Beneden gekomen is alles rustig. Mijn moeder zit op mij te wachten op de plek waar ik haar heb achter gelaten.

‘Waar zijn Bob en het meisje?’ vraag ik.

‘Ik weet niet waar je het over hebt’ zegt mijn moeder, en hoe ik ook blijf aandringen, ze zegt er helemaal niets over.

Thuis gekomen valt mijn oog op een foto van mij met mijn vader en zus. We hebben allebei een hand vast van mijn vader en kijken stralend in de camera. Ik ook!?! En dat terwijl ik me kan herinneren dat ik op die foto stuurs de andere kant op keek en mijn vader alleen de hand van mijn zusje vast had.

Heel langzaam realiseer ik me wat er is gebeurd, de afgelopen weken, wie die meisjes waren, en wat er veranderd is.

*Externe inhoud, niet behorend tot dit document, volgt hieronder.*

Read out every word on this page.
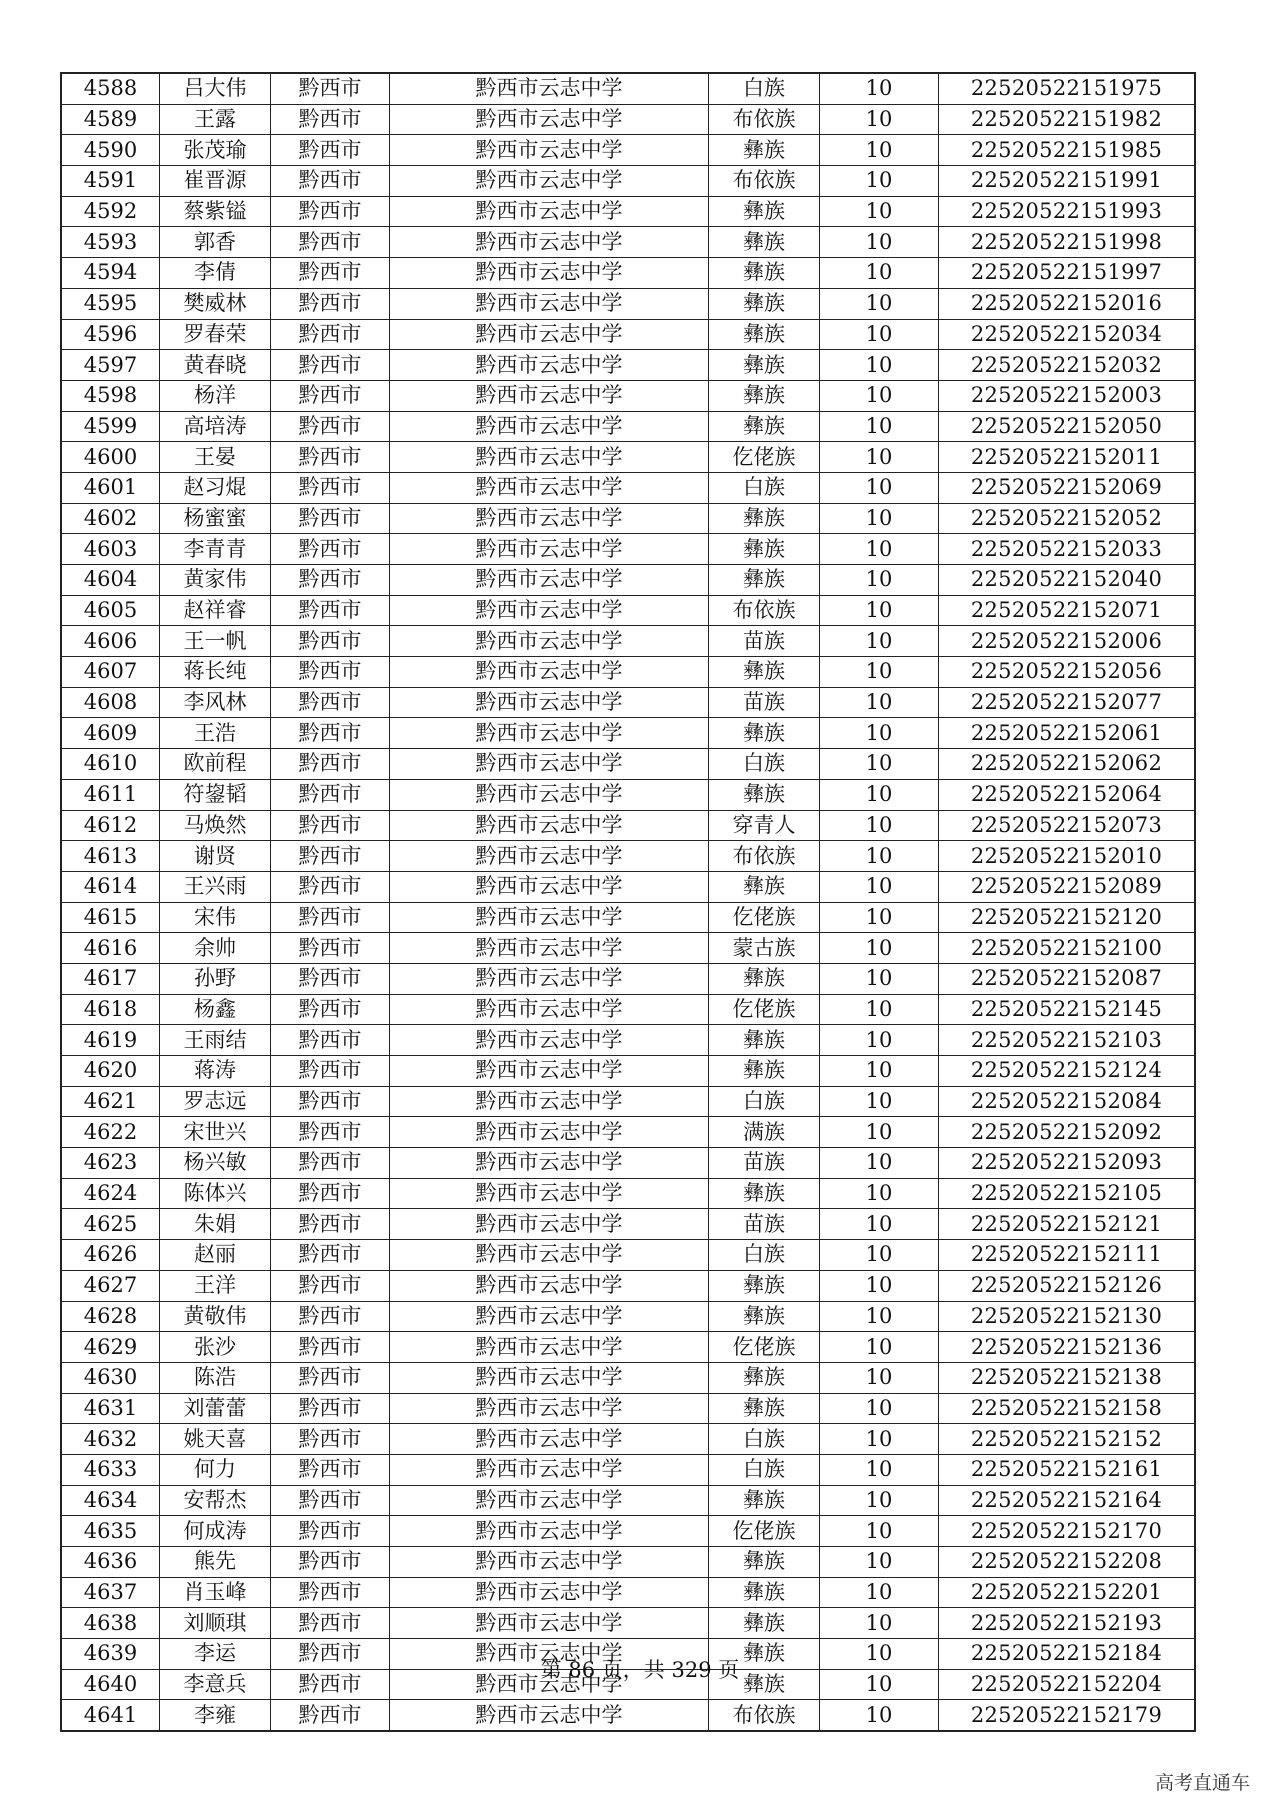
4588	吕大伟	黔西市	黔西市云志中学	白族	10	22520522151975
4589	王露	黔西市	黔西市云志中学	布依族	10	22520522151982
4590	张茂瑜	黔西市	黔西市云志中学	彝族	10	22520522151985
4591	崔晋源	黔西市	黔西市云志中学	布依族	10	22520522151991
4592	蔡紫镒	黔西市	黔西市云志中学	彝族	10	22520522151993
4593	郭香	黔西市	黔西市云志中学	彝族	10	22520522151998
4594	李倩	黔西市	黔西市云志中学	彝族	10	22520522151997
4595	樊威林	黔西市	黔西市云志中学	彝族	10	22520522152016
4596	罗春荣	黔西市	黔西市云志中学	彝族	10	22520522152034
4597	黄春晓	黔西市	黔西市云志中学	彝族	10	22520522152032
4598	杨洋	黔西市	黔西市云志中学	彝族	10	22520522152003
4599	高培涛	黔西市	黔西市云志中学	彝族	10	22520522152050
4600	王晏	黔西市	黔西市云志中学	仡佬族	10	22520522152011
4601	赵习焜	黔西市	黔西市云志中学	白族	10	22520522152069
4602	杨蜜蜜	黔西市	黔西市云志中学	彝族	10	22520522152052
4603	李青青	黔西市	黔西市云志中学	彝族	10	22520522152033
4604	黄家伟	黔西市	黔西市云志中学	彝族	10	22520522152040
4605	赵祥睿	黔西市	黔西市云志中学	布依族	10	22520522152071
4606	王一帆	黔西市	黔西市云志中学	苗族	10	22520522152006
4607	蒋长纯	黔西市	黔西市云志中学	彝族	10	22520522152056
4608	李风林	黔西市	黔西市云志中学	苗族	10	22520522152077
4609	王浩	黔西市	黔西市云志中学	彝族	10	22520522152061
4610	欧前程	黔西市	黔西市云志中学	白族	10	22520522152062
4611	符鋆韬	黔西市	黔西市云志中学	彝族	10	22520522152064
4612	马焕然	黔西市	黔西市云志中学	穿青人	10	22520522152073
4613	谢贤	黔西市	黔西市云志中学	布依族	10	22520522152010
4614	王兴雨	黔西市	黔西市云志中学	彝族	10	22520522152089
4615	宋伟	黔西市	黔西市云志中学	仡佬族	10	22520522152120
4616	余帅	黔西市	黔西市云志中学	蒙古族	10	22520522152100
4617	孙野	黔西市	黔西市云志中学	彝族	10	22520522152087
4618	杨鑫	黔西市	黔西市云志中学	仡佬族	10	22520522152145
4619	王雨结	黔西市	黔西市云志中学	彝族	10	22520522152103
4620	蒋涛	黔西市	黔西市云志中学	彝族	10	22520522152124
4621	罗志远	黔西市	黔西市云志中学	白族	10	22520522152084
4622	宋世兴	黔西市	黔西市云志中学	满族	10	22520522152092
4623	杨兴敏	黔西市	黔西市云志中学	苗族	10	22520522152093
4624	陈体兴	黔西市	黔西市云志中学	彝族	10	22520522152105
4625	朱娟	黔西市	黔西市云志中学	苗族	10	22520522152121
4626	赵丽	黔西市	黔西市云志中学	白族	10	22520522152111
4627	王洋	黔西市	黔西市云志中学	彝族	10	22520522152126
4628	黄敬伟	黔西市	黔西市云志中学	彝族	10	22520522152130
4629	张沙	黔西市	黔西市云志中学	仡佬族	10	22520522152136
4630	陈浩	黔西市	黔西市云志中学	彝族	10	22520522152138
4631	刘蕾蕾	黔西市	黔西市云志中学	彝族	10	22520522152158
4632	姚天喜	黔西市	黔西市云志中学	白族	10	22520522152152
4633	何力	黔西市	黔西市云志中学	白族	10	22520522152161
4634	安帮杰	黔西市	黔西市云志中学	彝族	10	22520522152164
4635	何成涛	黔西市	黔西市云志中学	仡佬族	10	22520522152170
4636	熊先	黔西市	黔西市云志中学	彝族	10	22520522152208
4637	肖玉峰	黔西市	黔西市云志中学	彝族	10	22520522152201
4638	刘顺琪	黔西市	黔西市云志中学	彝族	10	22520522152193
4639	李运	黔西市	黔西市云志中学	彝族	10	22520522152184
4640	李意兵	黔西市	黔西市云志中学	彝族	10	22520522152204
4641	李雍	黔西市	黔西市云志中学	布依族	10	22520522152179
第 86 页，共 329 页
高考直通车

Met het kleine meisje is het dit keer goed afgelopen. Met een beetje geluk begrijpt Bob nu dat hij het anders aan moet pakken. Zo ja, dan komt ‘t met de puber ook wel goed.

De volgende dag houd ik mijn presentatie nog een keer, en ondanks wat foutjes, die ik prima weet op te lossen, ben ik erg tevreden.

Feedback

Beetje wonderlijk verhaal, waarvan de clou niet weggegeven wordt.